Stable well-structured and climate-fit protective forests require active management and tending of the areas. Protective forest areas are often located in places that are hard to access where profitable forest management is impossible.

Moreover, due to the unfavourable development of timber prices in recent years, many forest areas are no longer being managed and are therefore losing stability.

Management of protective forest areas in Austria

Protective forests cost forest owners and the public sector money. However apart from the timber yield these areas also render services to society in the form of the protective effect.

Timber is subject to global markets where prices have stagnated for decades. Since 1980 the price of spruce wood has declined from then € 88 to presently € 80 per solid cubic metre. In the same period the consumer price index has more than doubled. For buying the same basket of goods as in 1980 the 2.8-fold amount of wood is needed today!

This means that the forestry enterprise must render the same services with less revenue. From a business point of view this calculation will no longer work. The services provided must therefore be considered from a national economic point of view and have to be co-funded from public funds.

There are several approaches to making the management and tending of protective forests more economically attractive.

For example subsidies are available in the context of rural development. Application and implementation are usually the competence of the provincial forest authority. Furthermore the Federal Government finances up to 60 percent of the measures taken in protective forests in so-called Forest Management Projects.

Other possibilities for improving the economic attractiveness are cost reduction through cooperatives and associations, tax benefits and an incentive system. Another option is to share the cost among beneficiaries by officially declaring a forest a protective forest.

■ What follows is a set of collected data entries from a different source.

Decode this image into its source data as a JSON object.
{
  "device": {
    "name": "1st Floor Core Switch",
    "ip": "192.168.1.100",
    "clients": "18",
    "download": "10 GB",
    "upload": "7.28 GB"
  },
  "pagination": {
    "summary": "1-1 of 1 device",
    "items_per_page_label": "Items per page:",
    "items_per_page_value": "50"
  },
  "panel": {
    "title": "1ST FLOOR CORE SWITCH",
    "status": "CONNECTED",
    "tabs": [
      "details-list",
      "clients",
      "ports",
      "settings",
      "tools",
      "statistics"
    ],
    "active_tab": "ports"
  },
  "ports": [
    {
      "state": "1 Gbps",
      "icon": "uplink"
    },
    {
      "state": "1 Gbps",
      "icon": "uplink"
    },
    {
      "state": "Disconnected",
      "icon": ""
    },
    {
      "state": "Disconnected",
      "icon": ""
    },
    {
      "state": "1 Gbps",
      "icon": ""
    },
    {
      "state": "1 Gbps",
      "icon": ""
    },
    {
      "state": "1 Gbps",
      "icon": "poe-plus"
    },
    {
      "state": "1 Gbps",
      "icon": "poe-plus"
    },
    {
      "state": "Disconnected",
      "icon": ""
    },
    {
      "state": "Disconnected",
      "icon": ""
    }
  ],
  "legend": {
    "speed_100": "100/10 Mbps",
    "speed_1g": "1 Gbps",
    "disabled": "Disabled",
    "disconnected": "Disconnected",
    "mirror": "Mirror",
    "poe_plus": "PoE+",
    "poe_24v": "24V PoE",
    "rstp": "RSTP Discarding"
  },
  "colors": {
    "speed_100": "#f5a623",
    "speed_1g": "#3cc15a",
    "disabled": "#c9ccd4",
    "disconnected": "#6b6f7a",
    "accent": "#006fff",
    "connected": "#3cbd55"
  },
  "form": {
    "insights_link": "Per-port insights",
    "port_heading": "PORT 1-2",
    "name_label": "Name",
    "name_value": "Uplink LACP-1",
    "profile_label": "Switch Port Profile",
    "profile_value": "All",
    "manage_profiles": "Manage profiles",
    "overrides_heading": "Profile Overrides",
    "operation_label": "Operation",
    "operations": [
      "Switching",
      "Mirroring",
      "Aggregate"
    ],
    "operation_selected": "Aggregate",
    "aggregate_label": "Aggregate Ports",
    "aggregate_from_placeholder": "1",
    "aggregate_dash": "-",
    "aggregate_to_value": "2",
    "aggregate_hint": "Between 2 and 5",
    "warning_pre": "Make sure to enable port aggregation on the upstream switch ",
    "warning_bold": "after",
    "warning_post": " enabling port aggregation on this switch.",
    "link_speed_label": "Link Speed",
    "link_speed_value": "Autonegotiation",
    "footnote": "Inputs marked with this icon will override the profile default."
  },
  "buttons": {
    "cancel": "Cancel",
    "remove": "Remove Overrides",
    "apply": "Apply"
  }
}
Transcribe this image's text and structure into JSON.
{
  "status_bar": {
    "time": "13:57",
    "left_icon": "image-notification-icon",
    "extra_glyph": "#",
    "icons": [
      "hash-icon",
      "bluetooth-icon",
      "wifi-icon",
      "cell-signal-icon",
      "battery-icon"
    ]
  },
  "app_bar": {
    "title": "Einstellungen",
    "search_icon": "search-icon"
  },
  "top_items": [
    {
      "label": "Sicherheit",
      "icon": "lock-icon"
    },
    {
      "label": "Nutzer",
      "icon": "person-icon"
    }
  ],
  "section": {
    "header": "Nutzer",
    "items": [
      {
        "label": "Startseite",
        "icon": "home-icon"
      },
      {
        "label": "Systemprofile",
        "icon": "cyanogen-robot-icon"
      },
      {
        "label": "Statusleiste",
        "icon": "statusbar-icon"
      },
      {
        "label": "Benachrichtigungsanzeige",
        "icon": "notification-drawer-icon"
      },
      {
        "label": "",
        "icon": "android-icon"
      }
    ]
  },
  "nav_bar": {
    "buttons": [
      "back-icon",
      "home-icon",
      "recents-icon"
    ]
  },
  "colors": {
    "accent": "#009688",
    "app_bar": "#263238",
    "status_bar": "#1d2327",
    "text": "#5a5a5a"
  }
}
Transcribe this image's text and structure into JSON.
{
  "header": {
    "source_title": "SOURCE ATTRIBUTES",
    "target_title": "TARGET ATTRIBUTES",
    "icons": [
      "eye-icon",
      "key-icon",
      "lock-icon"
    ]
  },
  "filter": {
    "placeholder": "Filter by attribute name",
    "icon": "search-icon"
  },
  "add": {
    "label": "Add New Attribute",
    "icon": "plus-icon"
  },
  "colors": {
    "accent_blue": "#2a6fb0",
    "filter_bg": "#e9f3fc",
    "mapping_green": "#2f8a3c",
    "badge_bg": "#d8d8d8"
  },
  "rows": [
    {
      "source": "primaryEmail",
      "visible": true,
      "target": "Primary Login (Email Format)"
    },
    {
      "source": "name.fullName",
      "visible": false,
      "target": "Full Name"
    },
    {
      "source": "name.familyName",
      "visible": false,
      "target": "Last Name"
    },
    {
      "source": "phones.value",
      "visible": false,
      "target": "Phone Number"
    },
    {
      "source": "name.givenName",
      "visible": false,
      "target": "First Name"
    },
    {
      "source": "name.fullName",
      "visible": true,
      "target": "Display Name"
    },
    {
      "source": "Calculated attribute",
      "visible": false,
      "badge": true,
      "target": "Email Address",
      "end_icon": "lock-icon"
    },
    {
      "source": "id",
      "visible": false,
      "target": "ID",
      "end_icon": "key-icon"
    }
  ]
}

The action programme "Forests protect us!" has defined milestones for making work in protective forests economically more attractive. These include inter alia:

  • Present concrete action plans for the Rural Development Programme 2021-2027 and establish a support scheme with bundled instruments for regional planning.
  • Present an expertise on new financing and transfer models for protective forests.
  • Publish economic evaluation of the protective effect in Austria as an ecosystem service.